Let me close my saying there are wonderfully talented people who are qualified to give tests, who do know how to interpret the results, and most imporantly WHO CAN GUIDE TEACHERS ON HOW TO TAILOR CLASSROOM INSTRUCTION TO ACCOMMODATE ALL LEARNERS without labels or pulling kids from class. These people are just rare - if your kid has a problem, I hope you can find one. I have gone through this more than once with my kid's teachers. My daughter's school fought with me over testing for a full year and now she is considered one of the brightest in her class - the only changed variable is the one in front of the classroom. Finally, for those who care about these things, I have taught for 2 years, I have a Masters in Ed, and no, I would not want to step back into the classroom in any of my kid's schools because I could not deal with the system the way it is run.


  1. Anonymous3:22 PM

    You are right on. This subject has been on my mind for many years, since I went thru this with one son. The school decided he was "xxx" and needed medication. Luckily I decided to submit him for testing to a highly recommeded psychologist who found no problem that needed medication. Unfortunately, the school, a hebrew day school, refused to re-admit him for the following year without the drugs. He entered the public school system and has done very well, with no complaints or diagnoses ever put being put forward.

    The other main reason for these diagnoses are to drug kids into a stupor so they will sit quietly in the back and make no demands on anyone, teacher or administator.

    So much for my rant. The ideas you broach about learning styles are not new. See the Gr"a and Malbim on the pasuk in Mishlei Chanoch hana'ar ...

  2. I am sorry to hear yet another story of chinuch horror. With one of my kid's schools they tried to pull the trick of only accepting an evauation from their own in-house testing "expert" who of course had a biased interest in towing the party line to keep the referral feed running.

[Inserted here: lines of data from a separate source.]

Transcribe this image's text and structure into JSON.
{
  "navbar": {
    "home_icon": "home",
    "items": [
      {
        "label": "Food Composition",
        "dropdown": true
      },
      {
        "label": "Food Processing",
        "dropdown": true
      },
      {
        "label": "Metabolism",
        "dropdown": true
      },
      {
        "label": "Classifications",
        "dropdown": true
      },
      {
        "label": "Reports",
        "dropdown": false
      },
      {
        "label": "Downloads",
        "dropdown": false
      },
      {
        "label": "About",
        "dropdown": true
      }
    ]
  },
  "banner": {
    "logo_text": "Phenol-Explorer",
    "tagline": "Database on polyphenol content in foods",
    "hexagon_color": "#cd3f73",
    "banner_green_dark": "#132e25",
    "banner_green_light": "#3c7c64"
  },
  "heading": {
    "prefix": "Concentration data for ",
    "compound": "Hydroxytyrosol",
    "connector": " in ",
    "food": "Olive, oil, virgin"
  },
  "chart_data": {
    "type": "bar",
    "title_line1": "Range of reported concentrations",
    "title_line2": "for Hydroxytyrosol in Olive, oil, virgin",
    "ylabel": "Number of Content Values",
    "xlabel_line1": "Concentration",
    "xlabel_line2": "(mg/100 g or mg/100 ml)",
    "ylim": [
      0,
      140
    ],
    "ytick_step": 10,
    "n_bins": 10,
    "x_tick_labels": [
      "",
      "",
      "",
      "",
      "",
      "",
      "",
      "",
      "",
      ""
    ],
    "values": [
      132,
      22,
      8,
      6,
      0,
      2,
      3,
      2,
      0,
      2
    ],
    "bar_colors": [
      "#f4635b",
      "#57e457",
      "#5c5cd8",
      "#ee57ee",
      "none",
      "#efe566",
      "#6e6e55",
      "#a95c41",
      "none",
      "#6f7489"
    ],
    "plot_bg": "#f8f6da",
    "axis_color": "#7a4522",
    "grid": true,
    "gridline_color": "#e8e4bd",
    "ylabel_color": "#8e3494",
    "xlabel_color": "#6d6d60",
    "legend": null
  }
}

    Yes, you find in the GR"A the idea of teaching according to the child's "mazal", which I guess can refer to learning style. My impression is that the way that is usually understood in yeshivos is that the goal is still to measure success based on purely textual skills (e.g. learning a pasuk inside, reading and explaining a pasuk & rashi, etc.) and for those who cannot learn using the standard visual and auditory skills there will be at best some accomodation to get the information across in some other way. You can tell what the bottom line is around test time, which is always without fail written question/answer format.
    The "chiddush" of Gardner is that a child can be intelligent in many ways - musical ability, kinetic ability, etc. (he has 6 or 7 intelligences, depending on which book of his book you read). These are not just means to the end of reading/responding to written visual learning, but independent abilities that can be developed and nutured in their own right. I am not involved enough in ed. to figure out how to apply his system to yeshiva chinuch, but it is time that his and other theories of education that have been proven effective through research and study into practice.

  3. Anonymous11:21 AM

    Do you have any advice for a child who we are beginning to look into testing and looking for alternative schools situations?